Perubahan lingkungan bisnis dapat mempengaruhi struktur biaya dari sebuah perusahaan, tergantung dari jenis barang atau sektor usahanya. Apa tanggapan atau opini Anda terhadap dampak musibah pandemi Covid-19 terhadap sektor manufaktur di Indonesia? (UTS Analisis dan Estimasi Biaya)
Covid-19 (Coronavirus disease 2019) yang pertama kali terdeteksi di Wuhan, China pada bulan Desember 2019, menyebar secara masif ke seluruh dunia dan menjadi pandemi global hingga saat ini, tak terkecuali Indonesia sebagai satu negara yang terjangkit Covid-19. Pemerintah Indonesia mengkonfirmasi kasus infeksi pertama Covid-19 pada bulan Maret 2020. Berbagai sektor kehidupan nasional terdampak dengan munculnya virus ini dan meskipun terkesan agak terlambat dan ragu-ragu dalam rangka antisipasi awal, namun pemerintah tetap harus mengambil berbagai langkah penanggulangan (yang tengah diuji efektivitasnya hingga saat ini) guna meredam dampak yang lebih serius.

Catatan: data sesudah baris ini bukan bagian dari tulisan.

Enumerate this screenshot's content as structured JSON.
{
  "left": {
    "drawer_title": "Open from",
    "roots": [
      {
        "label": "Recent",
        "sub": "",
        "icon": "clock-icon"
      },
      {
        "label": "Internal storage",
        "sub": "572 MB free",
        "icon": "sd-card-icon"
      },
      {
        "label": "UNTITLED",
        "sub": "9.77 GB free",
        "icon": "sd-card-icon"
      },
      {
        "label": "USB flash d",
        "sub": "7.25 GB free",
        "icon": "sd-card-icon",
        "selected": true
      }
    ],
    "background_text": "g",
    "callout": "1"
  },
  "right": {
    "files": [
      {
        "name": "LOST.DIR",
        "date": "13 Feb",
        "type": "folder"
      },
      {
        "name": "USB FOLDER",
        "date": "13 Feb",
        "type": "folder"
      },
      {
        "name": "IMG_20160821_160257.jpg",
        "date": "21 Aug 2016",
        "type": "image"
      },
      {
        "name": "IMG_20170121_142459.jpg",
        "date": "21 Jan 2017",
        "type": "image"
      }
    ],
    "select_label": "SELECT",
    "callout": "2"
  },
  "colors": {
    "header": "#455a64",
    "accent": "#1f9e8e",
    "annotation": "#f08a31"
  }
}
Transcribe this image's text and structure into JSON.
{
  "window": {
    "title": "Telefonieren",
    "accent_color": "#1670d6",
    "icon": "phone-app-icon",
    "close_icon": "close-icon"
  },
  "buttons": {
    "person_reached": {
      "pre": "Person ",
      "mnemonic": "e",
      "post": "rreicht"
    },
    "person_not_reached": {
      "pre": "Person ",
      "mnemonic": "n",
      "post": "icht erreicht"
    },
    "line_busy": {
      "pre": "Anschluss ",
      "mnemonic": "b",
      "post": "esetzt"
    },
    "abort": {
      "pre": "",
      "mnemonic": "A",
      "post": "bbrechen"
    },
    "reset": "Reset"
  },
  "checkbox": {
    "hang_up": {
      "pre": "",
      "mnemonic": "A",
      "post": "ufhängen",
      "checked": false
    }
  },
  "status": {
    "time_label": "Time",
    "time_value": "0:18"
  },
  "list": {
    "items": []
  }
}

Biro Pusat Statistik mengeluarkan sebuah laporan yang menyebutkan bahwa pada awal penyebaran Covid-19 pada kuartal pertama tahun 2020 pertumbuhan ekonomi Indonesia berada pada angka 2,97 persen. Angka ini jauh terkoreksi bila dibandingkan dengan tahun 2019 pada kuartal yang sama sebesar 5,02 persen, bahkan pada kuartal kedua tahun 2020 menjadi minus 5,32 persen dan kuartal ketiga sebesar minus 3,49 persen (year on year/yoy). Kementerian keuangan memproyeksikan angka pertumbuhan ekonomi hanya berkisar antara minus 1,7 persen hingga 0,6 persen saja pada tahun 2020. Dengan melemahnya angka pertumbuhan ekonomi nasional ini, turut pula berdampak pada industri manufaktur di Indonesia.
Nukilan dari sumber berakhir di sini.